Your task is to find the difference between richest and poorest persons wealth after k days. Note that the choosing at random among richest and poorest doesn’t affect the answer.
Input
The first line of the input contains two integers n and k (1 ≤ n ≤ 500 000, 0 ≤ k ≤ 109) — the number of citizens in Kekoland and the number of days left till Robin Hood’s retirement.
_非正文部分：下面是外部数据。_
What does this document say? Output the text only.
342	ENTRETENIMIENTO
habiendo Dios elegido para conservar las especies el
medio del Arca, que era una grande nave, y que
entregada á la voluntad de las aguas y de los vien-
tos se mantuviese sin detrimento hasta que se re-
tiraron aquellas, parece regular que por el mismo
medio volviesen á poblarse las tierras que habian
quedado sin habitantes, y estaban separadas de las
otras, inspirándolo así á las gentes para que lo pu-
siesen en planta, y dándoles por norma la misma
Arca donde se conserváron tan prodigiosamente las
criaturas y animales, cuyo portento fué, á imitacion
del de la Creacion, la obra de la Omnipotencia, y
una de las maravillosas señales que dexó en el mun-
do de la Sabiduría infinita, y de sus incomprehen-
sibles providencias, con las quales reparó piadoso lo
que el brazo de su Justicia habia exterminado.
The second line contains n integers, the i-th of them is ci (1 ≤ ci ≤ 109) — initial wealth of the i-th person.
Output
Print a single line containing the difference between richest and poorest peoples wealth.
Sample Input
4 1
1 1 4 2
Sample Output
2
题意
每次你要让最大数减一,然后让最小数加一
然后操作k次
问你最大值减去最小值是多少
题解:
首先这道题模拟是可以的,但是太麻烦了……
所以还是直接二分就好了
二分一个最小值
然后再二分一个最大值
因为你会加k,使得小于那个最小值的数都加成为大于等于他的数
你会减去k,使得大于那个数,都降为小于等于的那个数
所以直接二分就完啦
代码
#include<bits/stdc++.h>
using namespace std;
const int maxn = 5e5+7;
int n,k,a[maxn];
long long sum=0;
int main()
{
scanf("%d%d",&n,&k);
for(int i=1;i<=n;i++)scanf("%d",&a[i]),sum+=a[i];
sort(a+1,a+1+n);
int l1=sum/n,r1=(sum+n-1)/n;
int l=0,r=l1,ansl=0;
while(l<=r)
{
int mid=(l+r)/2;
long long need=0;
for(int i=1;i<=n;i++)if(a[i]<=mid)need+=mid-a[i];
if(need<=k)ansl=mid,l=mid+1;
else r=mid-1;
}
l=r1,r=1e9;
int ansr=0;
while(l<=r)
{
int mid=(l+r)/2;
long long need=0;
for(int i=1;i<=n;i++)if(a[i]>mid)need+=a[i]-mid;
if(need<=k)ansr=mid,r=mid-1;
else l=mid+1;
}
cout<<ansr-ansl<<endl;
}